Ok keep in mind i’m not very good at poetry so these kinda suck but i wanted to share them. Also a few of them are kinda personal so they might not make sense and they’re very metaphorical (i’ll update this overtime to add more poems if i write them)
Amelia
She’s always been my friend
Poor Amelia, i think
I wouldn’t want to be my friend either
I’m cold and rude, bitter and mean
But yet she still stays with me
Despite everything i say
I think she’d be better without me
She deserves a friend who’s nice, who doesn’t hurt her feelings
But what about me? Do i deserve someone who makes me feel complete?
Adelaide
As i look out through my window i see her
Adelaide, my neighbour
She’s nice, i say, but i wouldn’t want to be her friend
My mum says i should
Since apparently she doesn’t have many
But yet i still don’t want to
Never ever, i say, shaking my head
My mum insists and insists until i can’t say no
I’m stuck with Adelaide now, until she moves away
When are you moving away? I ask her
Never ever, she says, you’re stuck with me now
I cry and cry and beg and beg
But Adelaide just won’t move away
A Bad Dream
A yell of anger, a cry of sadness
A banging door, a dying animal
A motor engine, a slamming brake
A tightening rope, a cackle in the night
Where am i? I ponder as a fall through the lake
You’re in a bad dream, he replies, a bad dream that won’t end
My Place
This place used to be my home
My childhood, my place
But now it’s just a memory
Hidden away inside my heart
I hope one day i’ll be able to come back
Even if i have to wait
I hope one day that he’ll return
I hope one day they’ll all return
But now i’ve just got to wait
Until i can be in my place again
Balloons
I hold my balloons steadily, trying not to make them burst
They’re very fragile and very delicate
I bring my balloons everywhere
To school, to work, to home
When she talks to me they fill up
As if they’re going to burst
I pray that they won’t, since they’re very full
They just keep sloshing around my arms
But soon i snap, when she mentions the future
My balloons pop
And water goes all around the place
I stare at the ground in shock
There’s broken rubber and a puddle
I look at the puddle, my reflection looks back
I’m crying i see, pools of water on my face
Why am i crying? Why can’t i stop?
It’s not a big deal
I’m older now
I should be able to handle this
But i suppose i can’t
I fill up my balloons again and go back to hide
The Flower
I trample through the forest barefoot
I’m looking for a flower i’ve seen, purple and shining
I saw it when i was young, a small memory in my brain
Thorns stab my feet and prickles touch my toes
But i’m desperate to find the flower
Does it even exist anymore along the patch of wilting flowers?
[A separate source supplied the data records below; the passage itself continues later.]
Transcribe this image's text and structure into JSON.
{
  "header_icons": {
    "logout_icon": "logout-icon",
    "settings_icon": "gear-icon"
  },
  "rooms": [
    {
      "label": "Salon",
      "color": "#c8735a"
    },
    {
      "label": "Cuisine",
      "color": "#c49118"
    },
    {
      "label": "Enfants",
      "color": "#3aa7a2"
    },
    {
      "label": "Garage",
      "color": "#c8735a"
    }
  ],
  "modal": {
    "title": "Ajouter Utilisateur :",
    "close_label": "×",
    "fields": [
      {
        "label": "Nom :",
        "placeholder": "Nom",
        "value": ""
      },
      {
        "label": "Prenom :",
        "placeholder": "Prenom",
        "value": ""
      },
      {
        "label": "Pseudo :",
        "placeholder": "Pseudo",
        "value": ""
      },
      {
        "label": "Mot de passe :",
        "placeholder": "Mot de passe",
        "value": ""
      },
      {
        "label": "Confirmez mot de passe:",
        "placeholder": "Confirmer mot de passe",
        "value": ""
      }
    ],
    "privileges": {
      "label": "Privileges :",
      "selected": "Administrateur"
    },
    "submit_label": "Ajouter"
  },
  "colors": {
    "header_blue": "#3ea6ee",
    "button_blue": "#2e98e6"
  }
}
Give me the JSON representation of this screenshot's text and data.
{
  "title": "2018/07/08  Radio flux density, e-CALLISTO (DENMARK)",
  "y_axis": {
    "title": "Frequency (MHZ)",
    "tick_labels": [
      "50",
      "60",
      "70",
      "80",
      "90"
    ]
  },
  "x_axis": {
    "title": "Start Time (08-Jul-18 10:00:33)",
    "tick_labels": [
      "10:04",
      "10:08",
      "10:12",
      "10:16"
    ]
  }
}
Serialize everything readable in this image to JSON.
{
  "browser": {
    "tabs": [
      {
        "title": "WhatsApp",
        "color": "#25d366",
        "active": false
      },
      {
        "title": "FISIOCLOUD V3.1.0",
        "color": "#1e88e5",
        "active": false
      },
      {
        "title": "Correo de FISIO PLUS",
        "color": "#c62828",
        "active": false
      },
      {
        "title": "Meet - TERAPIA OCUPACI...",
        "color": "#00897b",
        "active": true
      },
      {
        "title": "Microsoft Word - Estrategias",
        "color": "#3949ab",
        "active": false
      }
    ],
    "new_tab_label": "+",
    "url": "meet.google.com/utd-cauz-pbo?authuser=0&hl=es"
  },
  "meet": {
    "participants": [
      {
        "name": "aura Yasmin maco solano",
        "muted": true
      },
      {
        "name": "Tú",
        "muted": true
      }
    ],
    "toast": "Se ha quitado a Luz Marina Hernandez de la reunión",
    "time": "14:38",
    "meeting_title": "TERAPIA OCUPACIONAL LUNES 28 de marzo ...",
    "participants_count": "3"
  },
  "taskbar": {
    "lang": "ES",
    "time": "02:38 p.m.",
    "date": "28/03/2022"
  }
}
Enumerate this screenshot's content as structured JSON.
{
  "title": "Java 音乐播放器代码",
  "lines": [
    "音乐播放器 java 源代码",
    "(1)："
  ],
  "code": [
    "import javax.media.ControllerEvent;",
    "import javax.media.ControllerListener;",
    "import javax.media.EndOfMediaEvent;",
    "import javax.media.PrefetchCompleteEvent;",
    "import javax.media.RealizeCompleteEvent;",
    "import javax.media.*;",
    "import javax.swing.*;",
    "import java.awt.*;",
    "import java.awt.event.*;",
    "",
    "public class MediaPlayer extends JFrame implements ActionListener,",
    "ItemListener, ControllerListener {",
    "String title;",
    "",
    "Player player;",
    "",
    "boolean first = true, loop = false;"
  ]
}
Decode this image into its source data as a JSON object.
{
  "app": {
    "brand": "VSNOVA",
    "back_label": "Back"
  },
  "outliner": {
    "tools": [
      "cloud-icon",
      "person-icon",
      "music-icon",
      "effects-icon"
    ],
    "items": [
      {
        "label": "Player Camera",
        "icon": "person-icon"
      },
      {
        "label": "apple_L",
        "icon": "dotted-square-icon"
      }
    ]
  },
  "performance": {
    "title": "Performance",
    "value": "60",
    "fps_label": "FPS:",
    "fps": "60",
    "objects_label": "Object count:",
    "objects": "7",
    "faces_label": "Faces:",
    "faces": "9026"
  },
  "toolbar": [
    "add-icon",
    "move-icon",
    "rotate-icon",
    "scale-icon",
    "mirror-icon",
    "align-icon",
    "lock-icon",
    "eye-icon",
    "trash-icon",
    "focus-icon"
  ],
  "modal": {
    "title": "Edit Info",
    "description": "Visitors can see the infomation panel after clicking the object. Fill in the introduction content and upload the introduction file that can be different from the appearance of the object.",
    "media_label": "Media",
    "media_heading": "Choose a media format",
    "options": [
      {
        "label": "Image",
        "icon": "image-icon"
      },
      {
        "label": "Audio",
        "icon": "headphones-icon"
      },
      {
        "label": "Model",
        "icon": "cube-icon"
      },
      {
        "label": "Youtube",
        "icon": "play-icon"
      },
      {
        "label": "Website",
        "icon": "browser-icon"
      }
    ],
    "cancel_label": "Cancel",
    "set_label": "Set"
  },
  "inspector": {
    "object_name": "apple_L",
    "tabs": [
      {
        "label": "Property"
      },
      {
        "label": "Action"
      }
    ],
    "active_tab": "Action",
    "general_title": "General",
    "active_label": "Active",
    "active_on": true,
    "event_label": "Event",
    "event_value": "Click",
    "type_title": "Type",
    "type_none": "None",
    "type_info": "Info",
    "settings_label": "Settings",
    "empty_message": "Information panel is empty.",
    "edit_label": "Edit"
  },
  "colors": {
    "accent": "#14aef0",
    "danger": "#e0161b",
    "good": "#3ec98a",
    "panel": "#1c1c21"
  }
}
Surely if i keep looking i’ll find it
Thorns keep stabbing and prickles keep touching
The grass is itchy and the dirt is muddy
But even still i must find the flower
Now i’m walking on dead flowers
Petals and stems all brown
The memory was wrong, there is no flower
Just what remains in the end
The Window
The window stood open and all i had to do was jump
My cat meowed, crying for me
I saw the distant grass that would kill me
The weeds that would grow
More frantic mews cried again, as if begging for me to not go
Who would feed my cat when i jumped?
I gripped the window ceil
Tears streamed down my face
Wouldn’t this be best? Wouldn’t it end my pain?
But would it end others pain, to just see me jump out the window?
The birds chirped as if edging me along
“Do it, jump!” they could’ve cried
Or perhaps maybe “stop, you’ll die!”
I glanced behind my shoulder one final look
My cat’s beady eyes blinked back at me
The question lingered once more, who would feed him?
I sobbed, i couldn’t do it
No one would feed my cat if i jumped
(^ the first line was a prompt i found on pinterest)
Life
Life is just a simulation
Run by your terrible choices
A dumb children could go on to cure cancer or become a drug addict
All that matters is his choices
Your friend could say hi to you in the morning
Does it matter what you reply with?
Would your whole day change because of a sentence?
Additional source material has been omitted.